Twenty years later, a tax court issued a similar opinion in another case, which was quickly overturned on appeal. Since then, the IRS has tinkered on the edges of the issue. The agency declared in 1993 that the award of a profit share to a partner in exchange for services would not be immediately taxed.

But neither the agency nor the courts have addressed the question at hand: When the profits eventually do roll in, should the service partner be taxed in the same way as the investors?

University of Texas law professor Mark P. Gergen, who has written in favor of changing the Carry's tax status, said that until now, "nobody has been focusing on the fact that if you're contributing services to a partnership where the returns are capital gains, you've managed to convert ordinary income to capital gains."

Advocates of change say there is ample reason to identify the Carry, or at least most of it, as a wage. It is, after all, not a return on invested money. It is the product of work done to help a venture succeed, in much the way that an assembly-line employee helps a company make cars or airplane parts, they say.

"These investment managers are being paid to provide a service, and fairness requires they be taxed at the rates applicable to service income just as any other American worker," Levin said.
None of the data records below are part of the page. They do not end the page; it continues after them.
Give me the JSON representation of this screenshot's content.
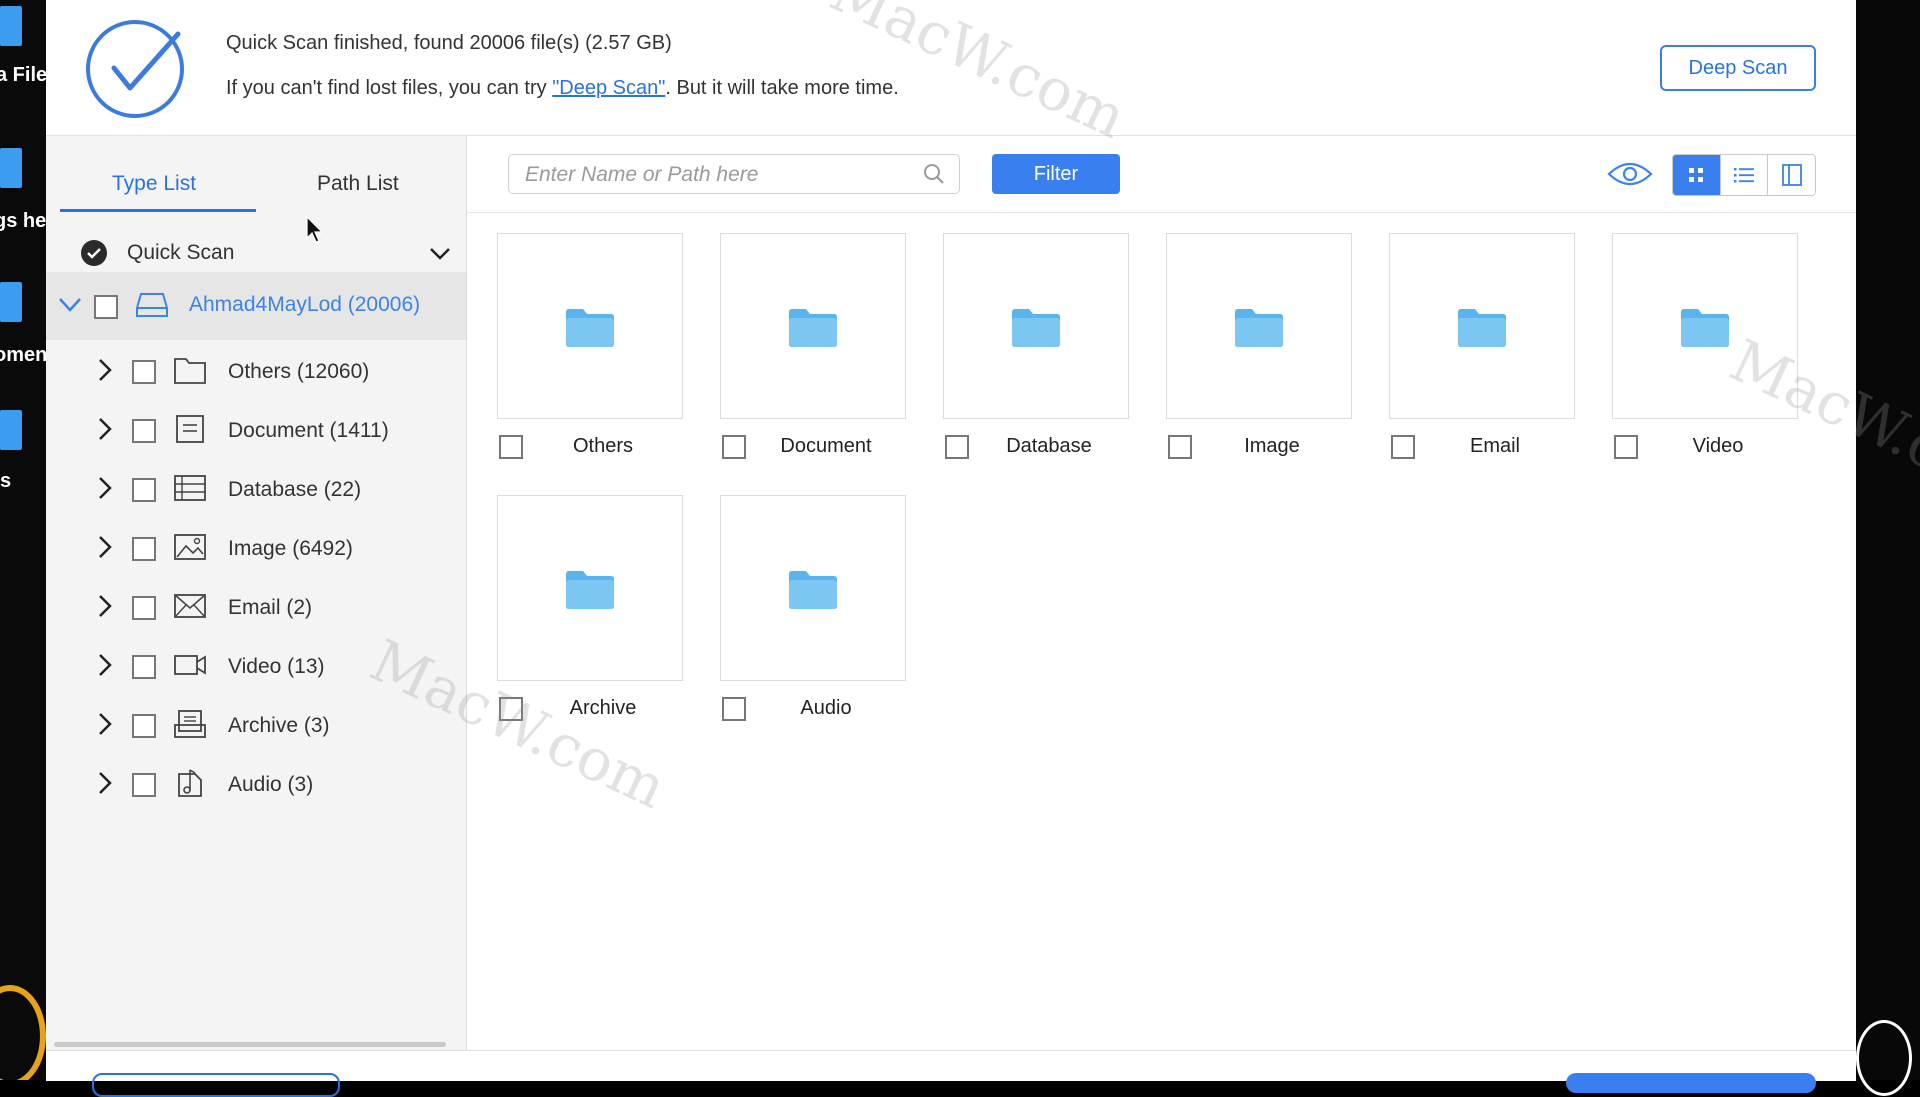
{
  "desktop": {
    "left_labels": [
      "a File",
      "gs he",
      "omen",
      "s"
    ]
  },
  "header": {
    "status_line": "Quick Scan finished, found 20006 file(s) (2.57 GB)",
    "hint_prefix": "If you can't find lost files, you can try ",
    "hint_link": "\"Deep Scan\"",
    "hint_suffix": ". But it will take more time.",
    "deep_scan_button": "Deep Scan"
  },
  "sidebar": {
    "tabs": [
      {
        "label": "Type List",
        "active": true
      },
      {
        "label": "Path List",
        "active": false
      }
    ],
    "scan_label": "Quick Scan",
    "drive_label": "Ahmad4MayLod (20006)",
    "categories": [
      {
        "label": "Others (12060)",
        "icon": "folder-outline-icon"
      },
      {
        "label": "Document (1411)",
        "icon": "document-icon"
      },
      {
        "label": "Database (22)",
        "icon": "database-icon"
      },
      {
        "label": "Image (6492)",
        "icon": "image-icon"
      },
      {
        "label": "Email (2)",
        "icon": "email-icon"
      },
      {
        "label": "Video (13)",
        "icon": "video-icon"
      },
      {
        "label": "Archive (3)",
        "icon": "archive-icon"
      },
      {
        "label": "Audio (3)",
        "icon": "audio-icon"
      }
    ]
  },
  "toolbar": {
    "search_placeholder": "Enter Name or Path here",
    "filter_button": "Filter",
    "active_view": "grid"
  },
  "tiles": [
    {
      "label": "Others"
    },
    {
      "label": "Document"
    },
    {
      "label": "Database"
    },
    {
      "label": "Image"
    },
    {
      "label": "Email"
    },
    {
      "label": "Video"
    },
    {
      "label": "Archive"
    },
    {
      "label": "Audio"
    }
  ],
  "watermark": "MacW.com",
  "colors": {
    "accent": "#3a7ff0",
    "link": "#2a72e0",
    "folder": "#5ab4ee",
    "selected_row": "#e6e6e6"
  }
}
Defenders of the current system say Levin misreads the situation. They say managing partners are not employees, but bosses, deserving of the capital gains income that flows through the partnership because they are largely responsible for creating it.

"The general partner should be treated as the owner-proprietor because he raises the capital from the other partners and controls all decision-making," said Jonathan Talisman, a lobbyist retained by the Private Equity Council, the trade association of the private-equity industry. "We reward this type of entrepreneurial risk-taking and investment in long-lived assets with favorable capital gains treatment."

Congressional tax-writing committees plan to tackle the Carry this fall and to consider the narrower Senate bill that would force publicly traded private-equity firms and hedge funds to pay taxes at the 35 percent corporate rate.